My hope would be if it works out well, it will continue the growth rate because we keep the funnel full of fresh identified patients and doctors. And that's why the prescriber number continues to go up as we keep finding those new doctors and getting them prescribing. So that's sort of the way we see it. And that graph will be put into our deck and you can kind of at least get maybe a greater feel for what it looks like over time. And maybe that'll help manage the question. We don't want to be cagey on that. It's pretty straightforward.

Now on the manufacturing. Contract manufacturing for simple products is definitely more cost-efficient where there's a whole bunch of capacity and you can pick and choose, there's plenty -- you don't have to have a hard time getting to it. Gene therapy has been very competitive. It's also very sophisticated and complex manufacturing, which is -- requires higher standards and performance and people. Our contract manufacturers are doing a fine job and we're moving ahead in the programs. But I think in the long run, for this kind of sophisticated product, we would expect most companies to go to their own manufacturing plant where they control the process, they can control the know-how that will help elevate and improve the productivity, the processes, and allow them to gain efficiencies.

And since we have 2 pros in the clinic and a third one coming, having our own plant will allow us dramatic efficiencies by being able to run 3 programs essentially in one plant when that plant would go online. If you're running one at a time, maybe you wouldn't have that efficiency, but we have enough in play to make it worthwhile. But it takes some time to put a plant together, and we want to do it well. The contractors work in the meantime, but I would say for an expensive, sophisticated product, you're almost always better off from a cost perspective and a control perspective of running your own manufacturing. If it's simple manufacturing like Mepsevii, contract manufacturing for a fed batch tank type thing, I wouldn't build a plant to do that. There's so many people that can do a nice job for you.

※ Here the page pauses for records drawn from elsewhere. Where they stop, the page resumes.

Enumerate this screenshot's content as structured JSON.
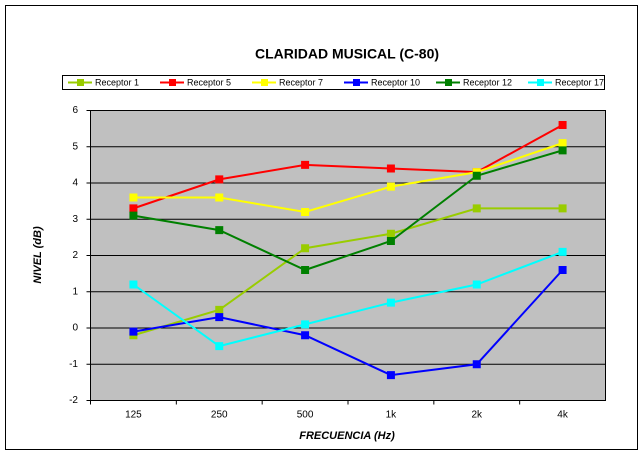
{
  "chart_data": {
    "type": "line",
    "title": "CLARIDAD MUSICAL (C-80)",
    "x_label": "FRECUENCIA (Hz)",
    "y_label": "NIVEL (dB)",
    "categories": [
      "125",
      "250",
      "500",
      "1k",
      "2k",
      "4k"
    ],
    "series": [
      {
        "name": "Receptor 1",
        "color": "#99cc00",
        "values": [
          -0.2,
          0.5,
          2.2,
          2.6,
          3.3,
          3.3
        ]
      },
      {
        "name": "Receptor 5",
        "color": "#ff0000",
        "values": [
          3.3,
          4.1,
          4.5,
          4.4,
          4.3,
          5.6
        ]
      },
      {
        "name": "Receptor 7",
        "color": "#ffff00",
        "values": [
          3.6,
          3.6,
          3.2,
          3.9,
          4.3,
          5.1
        ]
      },
      {
        "name": "Receptor 10",
        "color": "#0000ff",
        "values": [
          -0.1,
          0.3,
          -0.2,
          -1.3,
          -1.0,
          1.6
        ]
      },
      {
        "name": "Receptor 12",
        "color": "#008000",
        "values": [
          3.1,
          2.7,
          1.6,
          2.4,
          4.2,
          4.9
        ]
      },
      {
        "name": "Receptor 17",
        "color": "#00ffff",
        "values": [
          1.2,
          -0.5,
          0.1,
          0.7,
          1.2,
          2.1
        ]
      }
    ],
    "ylim": [
      -2,
      6
    ],
    "yticks": [
      -2,
      -1,
      0,
      1,
      2,
      3,
      4,
      5,
      6
    ],
    "grid": true,
    "legend": "top"
  }
}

--------------------------------------------------------------------------------

Operator [52]

--------------------------------------------------------------------------------

Thank you. I am showing no further questions at this time. I would now like to turn the conference back to Ms. Danielle Keatley.

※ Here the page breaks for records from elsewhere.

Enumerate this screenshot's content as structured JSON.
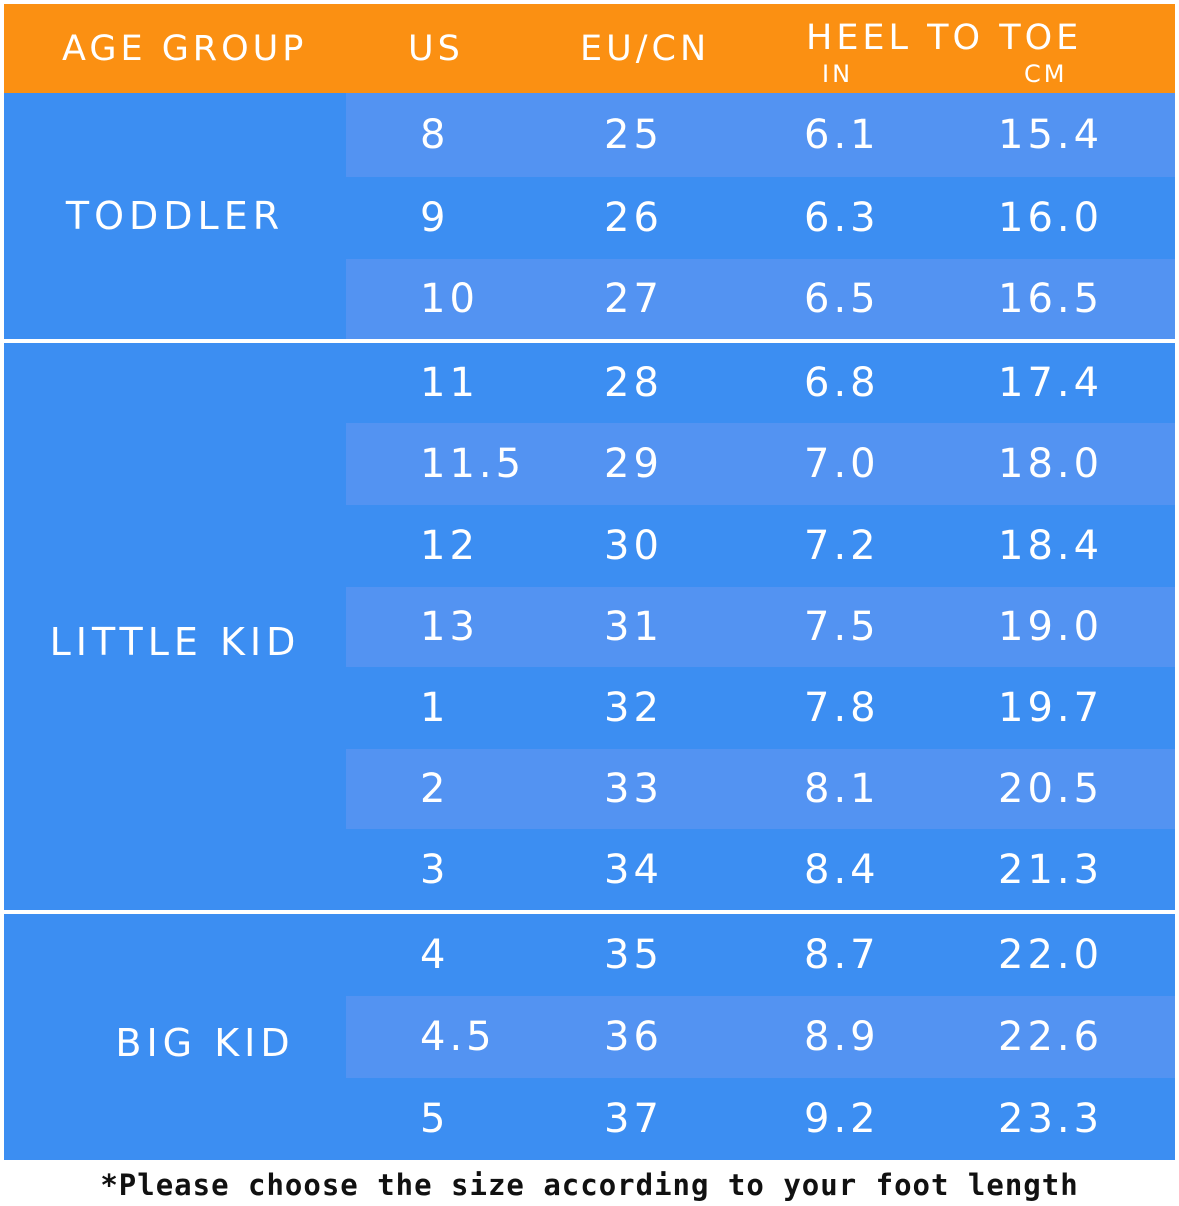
{
  "header": {
    "age_group": "AGE GROUP",
    "us": "US",
    "eu_cn": "EU/CN",
    "heel_to_toe": "HEEL TO TOE",
    "in": "IN",
    "cm": "CM"
  },
  "groups": [
    {
      "label": "TODDLER",
      "rows": [
        {
          "us": "8",
          "eu": "25",
          "in": "6.1",
          "cm": "15.4"
        },
        {
          "us": "9",
          "eu": "26",
          "in": "6.3",
          "cm": "16.0"
        },
        {
          "us": "10",
          "eu": "27",
          "in": "6.5",
          "cm": "16.5"
        }
      ]
    },
    {
      "label": "LITTLE KID",
      "rows": [
        {
          "us": "11",
          "eu": "28",
          "in": "6.8",
          "cm": "17.4"
        },
        {
          "us": "11.5",
          "eu": "29",
          "in": "7.0",
          "cm": "18.0"
        },
        {
          "us": "12",
          "eu": "30",
          "in": "7.2",
          "cm": "18.4"
        },
        {
          "us": "13",
          "eu": "31",
          "in": "7.5",
          "cm": "19.0"
        },
        {
          "us": "1",
          "eu": "32",
          "in": "7.8",
          "cm": "19.7"
        },
        {
          "us": "2",
          "eu": "33",
          "in": "8.1",
          "cm": "20.5"
        },
        {
          "us": "3",
          "eu": "34",
          "in": "8.4",
          "cm": "21.3"
        }
      ]
    },
    {
      "label": "BIG KID",
      "rows": [
        {
          "us": "4",
          "eu": "35",
          "in": "8.7",
          "cm": "22.0"
        },
        {
          "us": "4.5",
          "eu": "36",
          "in": "8.9",
          "cm": "22.6"
        },
        {
          "us": "5",
          "eu": "37",
          "in": "9.2",
          "cm": "23.3"
        }
      ]
    }
  ],
  "note": "*Please choose the size according to your foot length",
  "colors": {
    "header": "#fb9012",
    "group_bg": "#3c8ef2",
    "row_alt": "#5393f2",
    "text": "#ffffff"
  }
}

--------------------------------------------------------------------------------

Danielle Keatley, Ultragenyx Pharmaceutical Inc. - Senior Director of IR & Corporate Communications [53]

--------------------------------------------------------------------------------

Thank you for joining us today. This concludes our call and a replay will be available soon. If you have additional questions, please contact us by phone or at ir@ultragenyx.com. Thank you for joining.

--------------------------------------------------------------------------------

Operator [54]

--------------------------------------------------------------------------------

Ladies and gentlemen, this concludes today's conference. Thank you for your participation and have a wonderful day. You may all now disconnect.